Receiving a huge amount of publicity for her performances in the world premiere of Argentinian composer Alberto Ginastera's Bomarzo in 1967, for the Washington Opera Society, creating the role of the courtesan Pantasilea, Joanna Simon gained a reputation primarily as a singer of contemporary music. She also also sang the standard song literature of oratorios, masses and cantatas, George Frideric Handel, Mozart, Gustav Mahler, L.v. Beethoven, and Johannes Brahms by J.S. Bach, whom she regarded as “medicine for the voice”. Interviewed in 1971 by William Livingston for Stereo Review she said “if I were forced to choose a single favorite work, it would be the St. Matthew Passion”. In 1969, she performed at the Carmel Bach Festival under Sandor Salgo.
Nonetheless, the reviews for Bomarzo and its repeat season in New York in 1968 were superlative and her success brought national and international attention to the 28-year-old singer, which was a turning point in her career. New roles she sang in the next few seasons included Carmen at the Bordeaux Opera and later in Israel with Zubin Mehta, Brangaene in Tristan und Isolde with the New York Philharmonic Orchestra under Leonard Bernstein and the Countess Gerschwitz in the American National Opera Company’s production of Alban Berg’s Lulu. She also began to appear on television, including Ed Sullivan, the Tonight Show and the talk shows of David Frost, Dick Cavett, Mike Douglas and Merv Griffin.
Her opera career then continued with appearances in major roles in the opera houses of the world including New York, Philadelphia, Chicago, Boston, Los Angeles, Vienna, Munich and Berlin, appearing under such conductors as Leonard Bernstein, Eugene Ormandy, Carlo Maria Giulini, James Levine and Herbert von Karajan.
Joanna Simon is the daughter of Richard L. Simon, co-founder of book publishers Simon & Schuster, Inc. and Andrea Louise Simon (nee Heinemann), a civil rights activist and singer. The eldest of four, her sisters are rock musician, singer and songwriter Carly Simon (b 1945), musician and composer Lucy Simon (b 1943), and younger brother, Peter Simon (b 1947), a photo journalist.
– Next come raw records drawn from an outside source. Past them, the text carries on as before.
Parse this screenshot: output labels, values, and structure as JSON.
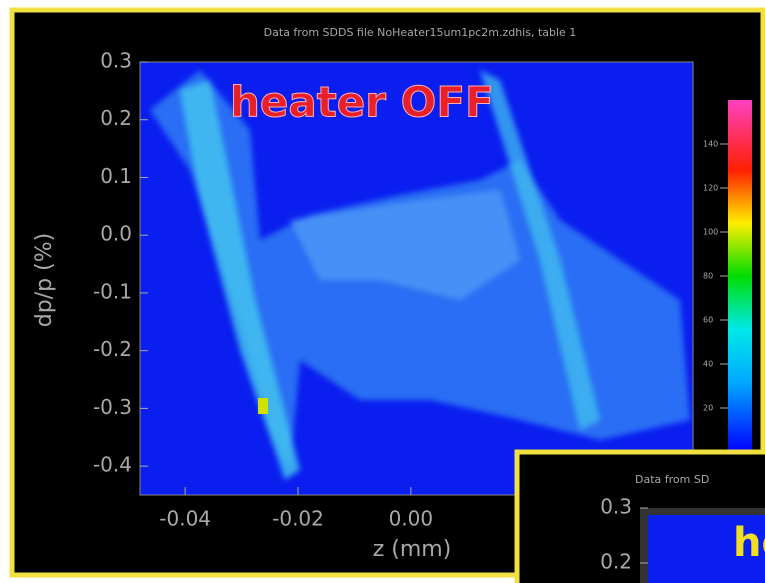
{
  "chart_data": [
    {
      "type": "heatmap",
      "title": "Data from SDDS file NoHeater15um1pc2m.zdhis, table 1",
      "annotation": "heater OFF",
      "xlabel": "z (mm)",
      "ylabel": "dp/p (%)",
      "xlim": [
        -0.048,
        0.05
      ],
      "xticks": [
        -0.04,
        -0.02,
        {
          "value": 0,
          "label": "0.00"
        }
      ],
      "ylim": [
        -0.45,
        0.3
      ],
      "yticks": [
        0.3,
        0.2,
        0.1,
        {
          "value": 0,
          "label": "0.0"
        },
        -0.1,
        -0.2,
        -0.3,
        -0.4
      ],
      "zlim": [
        0,
        160
      ],
      "zticks": [
        20,
        40,
        60,
        80,
        100,
        120,
        140
      ],
      "grid": false
    },
    {
      "type": "heatmap",
      "title": "Data from SD",
      "annotation": "he",
      "yticks": [
        0.3,
        0.2
      ]
    }
  ]
}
Joanna Simon was married to the late Gerald Walker (1928-2004), a former articles editor for the New York Times Magazine and author of the book Cruising, published in 1970 by Stein and Day, which describes a series of crimes against gay men in New York City. It was adapted to film in 1980.
Joanna Simon also enjoyed a career as an Emmy Award winning Arts Correspondent with The MacNeil/Lehrer News Hour from 1986-1992. Her current career sees her based in Manhattan as Vice President of the Fox Residential Group, real estate brokers, a company which she joined in 1998. She is currently a member of the Real Estate Board of New York, the Manhattan Association of Realtors, the New York State Association of Realtors and the National Association of Realtors.